I recently watched a video by Tsoding where he rendered a full 3D scene using just a plain canvas 2D element, without any WebGL or Three.js.
The core of the video was a simple formula to calculate the position of each pixel:
given (x, y, z)
x' = y / z
y' = x / z
It tickled the part of my brain that loves graphics and it was enough to make me want to try the same thing on my homepage portrait. I wanted to create a 3D portrait that could be rotated and viewed from different angles, all using just Canvas 2D and some math.
Some months ago, I was playing around with Apple's ml-sharp, which can reconstruct a 3D point cloud from a single photo.
At that time, I didn't have a use for it, but it seemed like the perfect tool for this project.
This technique is called Gaussian Splatting. It uses millions of semi-transparent 3D blobs, each with a position, opacity, color, scale, and rotation. Render them back-to-front and you get surprisingly good results, especially on faces.
One photo in. One .ply file out.
I ran ml-sharp on a portrait of me and got a .ply file with ~689,000
gaussians. Most of them were background noise. I loaded it into
superspl.at/editor and cropped everything that
wasn't my face.
Still way too many points. And the raw .ply format is huge. None of that is
useful for a grayscale web viewer.
689k gaussians at 60+ bytes each isn't something you ship over the wire.
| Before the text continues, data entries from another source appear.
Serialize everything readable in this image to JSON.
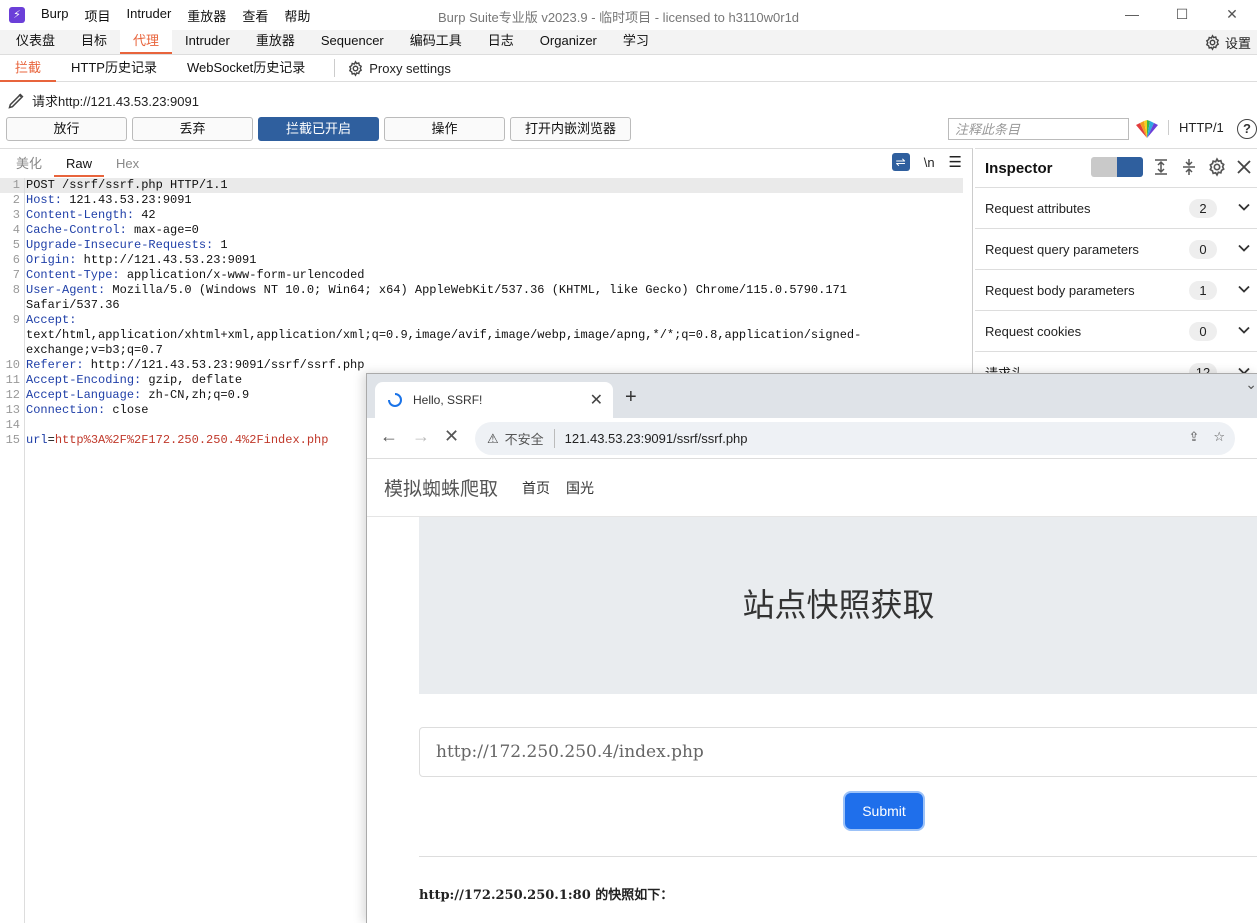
{
  "app": {
    "logo_text": "Burp",
    "title": "Burp Suite专业版  v2023.9 - 临时项目 - licensed to h3110w0r1d",
    "menu": [
      "Burp",
      "项目",
      "Intruder",
      "重放器",
      "查看",
      "帮助"
    ],
    "window_controls": [
      "—",
      "☐",
      "✕"
    ]
  },
  "main_tabs": [
    "仪表盘",
    "目标",
    "代理",
    "Intruder",
    "重放器",
    "Sequencer",
    "编码工具",
    "日志",
    "Organizer",
    "学习"
  ],
  "settings_label": "设置",
  "sub_tabs": [
    "拦截",
    "HTTP历史记录",
    "WebSocket历史记录"
  ],
  "proxy_settings_label": "Proxy settings",
  "request_line": "请求http://121.43.53.23:9091",
  "buttons": {
    "forward": "放行",
    "drop": "丢弃",
    "intercept": "拦截已开启",
    "action": "操作",
    "open_browser": "打开内嵌浏览器"
  },
  "comment_placeholder": "注释此条目",
  "http_version": "HTTP/1",
  "editor": {
    "tabs": [
      "美化",
      "Raw",
      "Hex"
    ],
    "newline_label": "\\n",
    "lines": [
      {
        "n": "1",
        "key": "",
        "val": "POST /ssrf/ssrf.php HTTP/1.1"
      },
      {
        "n": "2",
        "key": "Host:",
        "val": " 121.43.53.23:9091"
      },
      {
        "n": "3",
        "key": "Content-Length:",
        "val": " 42"
      },
      {
        "n": "4",
        "key": "Cache-Control:",
        "val": " max-age=0"
      },
      {
        "n": "5",
        "key": "Upgrade-Insecure-Requests:",
        "val": " 1"
      },
      {
        "n": "6",
        "key": "Origin:",
        "val": " http://121.43.53.23:9091"
      },
      {
        "n": "7",
        "key": "Content-Type:",
        "val": " application/x-www-form-urlencoded"
      },
      {
        "n": "8",
        "key": "User-Agent:",
        "val": " Mozilla/5.0 (Windows NT 10.0; Win64; x64) AppleWebKit/537.36 (KHTML, like Gecko) Chrome/115.0.5790.171"
      },
      {
        "n": "",
        "key": "",
        "val": "Safari/537.36"
      },
      {
        "n": "9",
        "key": "Accept:",
        "val": ""
      },
      {
        "n": "",
        "key": "",
        "val": "text/html,application/xhtml+xml,application/xml;q=0.9,image/avif,image/webp,image/apng,*/*;q=0.8,application/signed-"
      },
      {
        "n": "",
        "key": "",
        "val": "exchange;v=b3;q=0.7"
      },
      {
        "n": "10",
        "key": "Referer:",
        "val": " http://121.43.53.23:9091/ssrf/ssrf.php"
      },
      {
        "n": "11",
        "key": "Accept-Encoding:",
        "val": " gzip, deflate"
      },
      {
        "n": "12",
        "key": "Accept-Language:",
        "val": " zh-CN,zh;q=0.9"
      },
      {
        "n": "13",
        "key": "Connection:",
        "val": " close"
      },
      {
        "n": "14",
        "key": "",
        "val": ""
      },
      {
        "n": "15",
        "key": "url",
        "val": "=",
        "param": "http%3A%2F%2F172.250.250.4%2Findex.php"
      }
    ]
  },
  "inspector": {
    "title": "Inspector",
    "rows": [
      {
        "label": "Request attributes",
        "count": "2"
      },
      {
        "label": "Request query parameters",
        "count": "0"
      },
      {
        "label": "Request body parameters",
        "count": "1"
      },
      {
        "label": "Request cookies",
        "count": "0"
      },
      {
        "label": "请求头",
        "count": "12"
      }
    ]
  },
  "browser": {
    "tab_title": "Hello, SSRF!",
    "insecure_label": "不安全",
    "url": "121.43.53.23:9091/ssrf/ssrf.php",
    "site_brand": "模拟蜘蛛爬取",
    "nav_links": [
      "首页",
      "国光"
    ],
    "page_title": "站点快照获取",
    "url_value": "http://172.250.250.4/index.php",
    "submit_label": "Submit",
    "snapshot_text": "http://172.250.250.1:80 的快照如下："
  },
  "colors": {
    "accent": "#e8643c",
    "intercept_button": "#2f5f9e",
    "submit_button": "#1f6feb"
  }
}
I wrote a Python script to cut it down.
The core idea: not all gaussians matter equally. A tiny opaque one is a sharp
detail — an eye, a lip edge. A huge transparent one is blurry fill. Score by
opacity / volume, importance-sample down to 15k, and you keep what the eye
actually sees:
volume = np.exp(s0 + s1 + s2)
importance = opacity / (volume + 1e-8)
importance /= importance.sum()
idx = rng.choice(len(x), size=min(N, len(x)), replace=False, p=importance)Then quantize positions to uint16 and pull grayscale brightness from the DC
term of the spherical harmonics. Pack it all into a tight binary struct:
def quant(a):
lo, hi = a.min(), a.max()
return lo, hi, np.round((a - lo) / (hi - lo) * 65535).astype(np.uint16)
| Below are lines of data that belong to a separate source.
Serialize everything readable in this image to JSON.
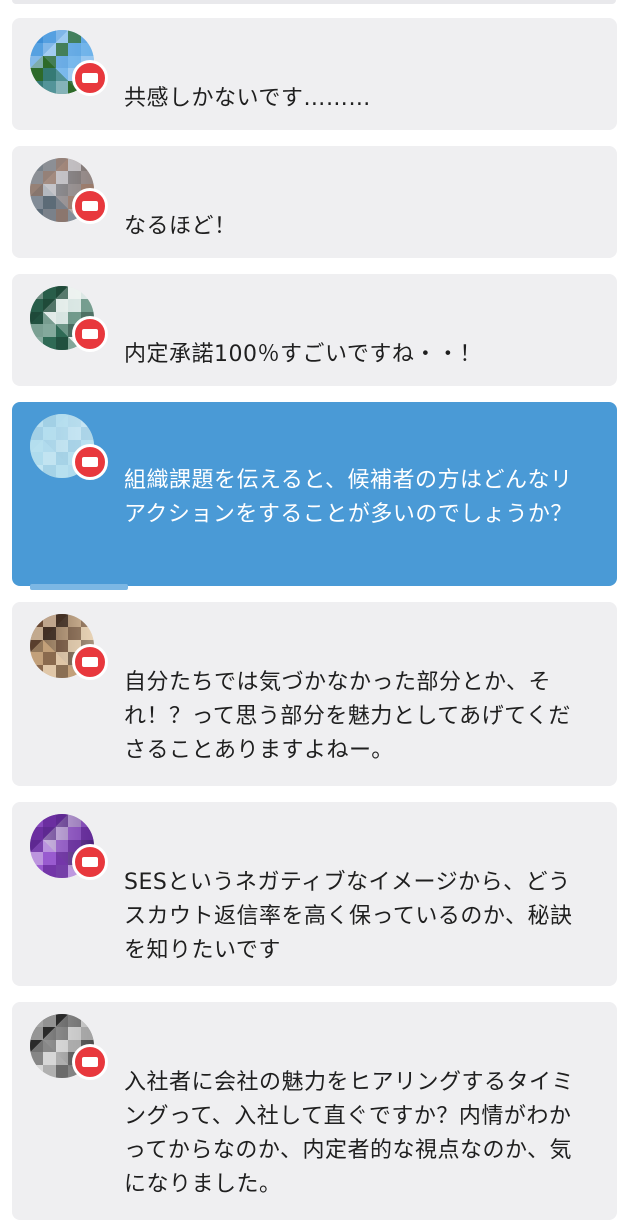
{
  "comments": [
    {
      "text": "共感しかないです………",
      "active": false,
      "avatar_colors": [
        "#3e8fd8",
        "#2e6a2a",
        "#a9d0f2",
        "#6eb3ea"
      ]
    },
    {
      "text": "なるほど！",
      "active": false,
      "avatar_colors": [
        "#8c8f95",
        "#5c6b78",
        "#c7c9cf",
        "#9a7a6a"
      ]
    },
    {
      "text": "内定承諾100％すごいですね・・！",
      "active": false,
      "avatar_colors": [
        "#1f4a3a",
        "#2f6a55",
        "#cfe0dc",
        "#eef3f1"
      ]
    },
    {
      "text": "組織課題を伝えると、候補者の方はどんなリアクションをすることが多いのでしょうか？",
      "active": true,
      "avatar_colors": [
        "#a9d6ea",
        "#b7e0ef",
        "#9fcde3",
        "#c9e7f3"
      ]
    },
    {
      "text": "自分たちでは気づかなかった部分とか、それ！？って思う部分を魅力としてあげてくださることありますよねー。",
      "active": false,
      "avatar_colors": [
        "#6a4a35",
        "#c2a07a",
        "#3a2a20",
        "#e8d2b5"
      ]
    },
    {
      "text": "SESというネガティブなイメージから、どうスカウト返信率を高く保っているのか、秘訣を知りたいです",
      "active": false,
      "avatar_colors": [
        "#6b2fa0",
        "#9a5bd0",
        "#d8c4ea",
        "#4a1f7a"
      ]
    },
    {
      "text": "入社者に会社の魅力をヒアリングするタイミングって、入社して直ぐですか？内情がわかってからなのか、内定者的な視点なのか、気になりました。",
      "active": false,
      "avatar_colors": [
        "#2a2a2a",
        "#b0b0b0",
        "#e5e5e5",
        "#6a6a6a"
      ]
    }
  ]
}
dt = np.dtype([("x", "<u2"), ("y", "<u2"), ("z", "<u2"), ("a", "u1"), ("b", "u1")])Five fields per point, no JSON, no headers.
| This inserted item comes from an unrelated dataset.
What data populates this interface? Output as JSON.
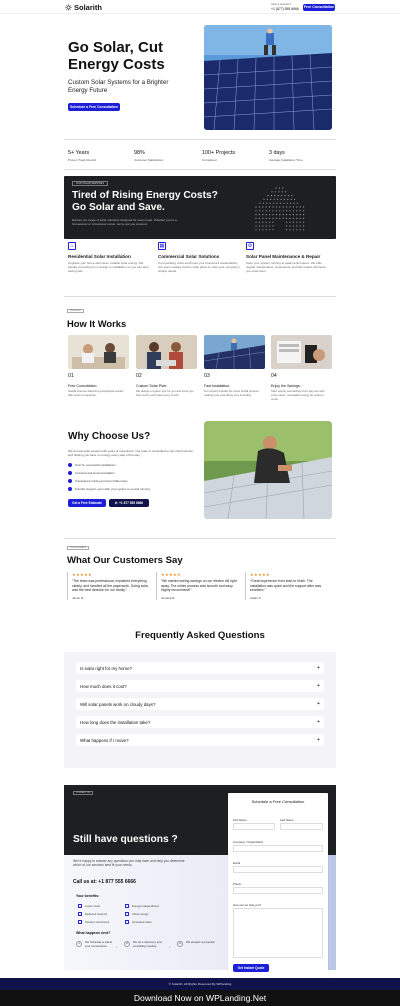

To view it, I wrote a single TypeScript component, no dependencies. Each frame
it rotates the points around Y then X, depth-sorts them furthest-first, draws
each one as a 3×3 square into an ImageData buffer with alpha blending, and
flushes with putImageData.
The projection is just perspective division:
const rx = x[i] * cosY + z[i] * sinY;
const rz = -x[i] * sinY + z[i] * cosY;
const ry2 = y[i] * cosX - rz * sinX;
const rz2 = y[i] * sinX + rz * cosX;
const d = rz2 - CAM_Z;
const sx = (W * 0.5 + (FOCAL * rx) / d + 0.5) | 0;
const sy = (H * 0.5 + (FOCAL * ry2) / d + 0.5) | 0;Mouse gives ±4° rotation. Touch drives a sinusoidal pan that coasts a little
after you lift your finger. An IntersectionObserver kills the animation loop
when the element isn't on screen. The circular crop is rounded-full overflow-hidden on the wrapper.
15,000 points is genuinely not that many. I expected it to look sparse. It doesn't, the face reads clearly, rotation gives real depth, and it moves in a way a flat photo can't. Surprised at how well it held up.